I just setup a Alienware R16 for CNN model training. The gaming PC has 16GB/1TB SSD and Nvidia RTX 3070 Super 12GB vRAM. CUDA 12.6 and tensor flow 2.16.1 (no tensorRT installed) were installed on the PC.
There was no error when training a simple model on the ubuntu 24 PC. However when training a model with some complexity, the training process was killed without any message right after starting first epoch.

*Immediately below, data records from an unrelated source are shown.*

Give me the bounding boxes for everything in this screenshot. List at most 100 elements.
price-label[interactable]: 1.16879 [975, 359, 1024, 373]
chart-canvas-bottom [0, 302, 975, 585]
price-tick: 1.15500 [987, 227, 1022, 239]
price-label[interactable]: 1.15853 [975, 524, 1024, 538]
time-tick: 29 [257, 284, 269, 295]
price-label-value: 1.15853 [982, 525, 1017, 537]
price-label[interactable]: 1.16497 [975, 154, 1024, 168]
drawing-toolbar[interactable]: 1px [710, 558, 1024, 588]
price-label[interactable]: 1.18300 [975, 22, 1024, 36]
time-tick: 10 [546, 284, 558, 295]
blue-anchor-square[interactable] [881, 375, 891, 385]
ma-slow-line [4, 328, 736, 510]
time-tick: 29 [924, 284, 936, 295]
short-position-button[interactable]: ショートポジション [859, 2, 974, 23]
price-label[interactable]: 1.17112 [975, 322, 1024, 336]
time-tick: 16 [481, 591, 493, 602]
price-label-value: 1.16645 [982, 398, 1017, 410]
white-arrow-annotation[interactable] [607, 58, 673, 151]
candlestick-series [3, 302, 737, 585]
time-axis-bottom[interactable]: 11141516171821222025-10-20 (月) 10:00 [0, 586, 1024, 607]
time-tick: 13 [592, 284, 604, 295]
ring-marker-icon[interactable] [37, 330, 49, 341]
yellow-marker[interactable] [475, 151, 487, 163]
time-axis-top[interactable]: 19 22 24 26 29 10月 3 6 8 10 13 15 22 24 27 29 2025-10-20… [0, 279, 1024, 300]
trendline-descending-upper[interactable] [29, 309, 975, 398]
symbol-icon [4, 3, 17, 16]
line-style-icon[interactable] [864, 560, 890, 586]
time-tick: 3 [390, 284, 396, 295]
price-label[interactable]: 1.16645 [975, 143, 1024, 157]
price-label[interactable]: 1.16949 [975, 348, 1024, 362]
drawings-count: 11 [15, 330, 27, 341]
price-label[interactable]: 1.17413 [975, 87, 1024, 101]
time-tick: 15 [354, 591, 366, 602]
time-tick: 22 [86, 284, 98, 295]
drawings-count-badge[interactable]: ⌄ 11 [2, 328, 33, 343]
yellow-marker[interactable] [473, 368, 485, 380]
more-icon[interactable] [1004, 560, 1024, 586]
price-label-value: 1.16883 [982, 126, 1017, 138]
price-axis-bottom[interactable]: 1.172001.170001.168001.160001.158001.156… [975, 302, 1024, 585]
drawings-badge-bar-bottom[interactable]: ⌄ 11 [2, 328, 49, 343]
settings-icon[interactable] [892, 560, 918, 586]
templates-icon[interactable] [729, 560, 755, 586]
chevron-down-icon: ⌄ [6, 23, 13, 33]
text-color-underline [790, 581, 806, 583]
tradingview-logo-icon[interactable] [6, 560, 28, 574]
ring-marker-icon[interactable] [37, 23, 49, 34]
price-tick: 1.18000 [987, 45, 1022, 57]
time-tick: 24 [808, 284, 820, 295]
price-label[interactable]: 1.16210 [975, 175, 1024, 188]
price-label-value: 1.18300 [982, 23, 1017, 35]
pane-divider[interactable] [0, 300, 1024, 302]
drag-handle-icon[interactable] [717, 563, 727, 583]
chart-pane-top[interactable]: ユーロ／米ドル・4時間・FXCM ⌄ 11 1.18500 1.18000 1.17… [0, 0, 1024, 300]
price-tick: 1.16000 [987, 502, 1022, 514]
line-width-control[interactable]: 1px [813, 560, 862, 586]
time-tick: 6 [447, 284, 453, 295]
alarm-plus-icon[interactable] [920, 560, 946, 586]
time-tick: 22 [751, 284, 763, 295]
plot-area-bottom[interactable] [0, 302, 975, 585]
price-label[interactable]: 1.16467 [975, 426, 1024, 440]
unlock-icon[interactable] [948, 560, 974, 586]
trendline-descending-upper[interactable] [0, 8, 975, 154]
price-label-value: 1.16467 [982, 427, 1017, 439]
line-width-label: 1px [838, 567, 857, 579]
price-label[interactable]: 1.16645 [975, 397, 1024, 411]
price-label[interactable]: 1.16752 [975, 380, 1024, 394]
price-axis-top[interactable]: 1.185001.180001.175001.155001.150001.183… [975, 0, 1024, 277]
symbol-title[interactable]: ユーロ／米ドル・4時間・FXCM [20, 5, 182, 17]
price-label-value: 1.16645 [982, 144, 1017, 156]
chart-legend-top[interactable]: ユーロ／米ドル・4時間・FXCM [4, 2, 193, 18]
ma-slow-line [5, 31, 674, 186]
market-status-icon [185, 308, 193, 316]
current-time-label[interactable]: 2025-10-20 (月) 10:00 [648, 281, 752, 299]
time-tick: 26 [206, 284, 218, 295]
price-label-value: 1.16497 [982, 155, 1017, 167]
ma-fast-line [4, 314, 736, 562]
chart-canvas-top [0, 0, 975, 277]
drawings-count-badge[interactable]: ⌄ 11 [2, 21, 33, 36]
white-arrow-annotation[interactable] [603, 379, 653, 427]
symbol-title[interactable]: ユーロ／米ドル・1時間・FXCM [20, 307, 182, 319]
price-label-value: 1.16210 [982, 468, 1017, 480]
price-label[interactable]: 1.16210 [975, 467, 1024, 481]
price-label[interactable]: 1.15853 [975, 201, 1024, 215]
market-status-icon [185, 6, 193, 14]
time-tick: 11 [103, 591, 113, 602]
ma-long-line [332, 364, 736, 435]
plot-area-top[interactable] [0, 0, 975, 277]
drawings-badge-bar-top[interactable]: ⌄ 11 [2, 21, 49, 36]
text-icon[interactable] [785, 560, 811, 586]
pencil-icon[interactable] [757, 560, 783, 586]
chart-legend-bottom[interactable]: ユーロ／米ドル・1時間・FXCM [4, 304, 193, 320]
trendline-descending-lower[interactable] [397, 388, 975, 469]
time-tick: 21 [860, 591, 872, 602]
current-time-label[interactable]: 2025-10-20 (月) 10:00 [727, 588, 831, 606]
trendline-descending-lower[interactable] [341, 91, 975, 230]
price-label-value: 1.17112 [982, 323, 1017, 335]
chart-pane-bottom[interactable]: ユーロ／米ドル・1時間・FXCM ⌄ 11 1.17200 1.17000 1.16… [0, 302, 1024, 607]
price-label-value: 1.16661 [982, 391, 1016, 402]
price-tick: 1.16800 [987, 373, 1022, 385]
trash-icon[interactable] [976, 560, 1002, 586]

Here is the output of Nvidia-smi:
Here cvcc output:
$ nvcc -V
nvcc: NVIDIA (R) Cuda compiler driver
Copyright (c) 2005-2024 NVIDIA Corporation
Built on Fri_Jun_14_16:34:21_PDT_2024
Cuda compilation tools, release 12.6, V12.6.20
Build cuda_12.6.r12.6/compiler.34431801_0
But I was able to train the same model on MacBook Air M1 with only 8GB RAM. The total memory consumption on Mac is about 27GB. Sometime I have to reboot the Mac to clean all out before starting the training.
I guess the problem is the system run out of memory. The PC with RTX 3070 is much more powerful than the MacBook Air I have and not sure how it manages to run out of memory. Is there a way to tell the training process on ubuntu 24 to use swap if run out of memory? Or other ways to solve the problem.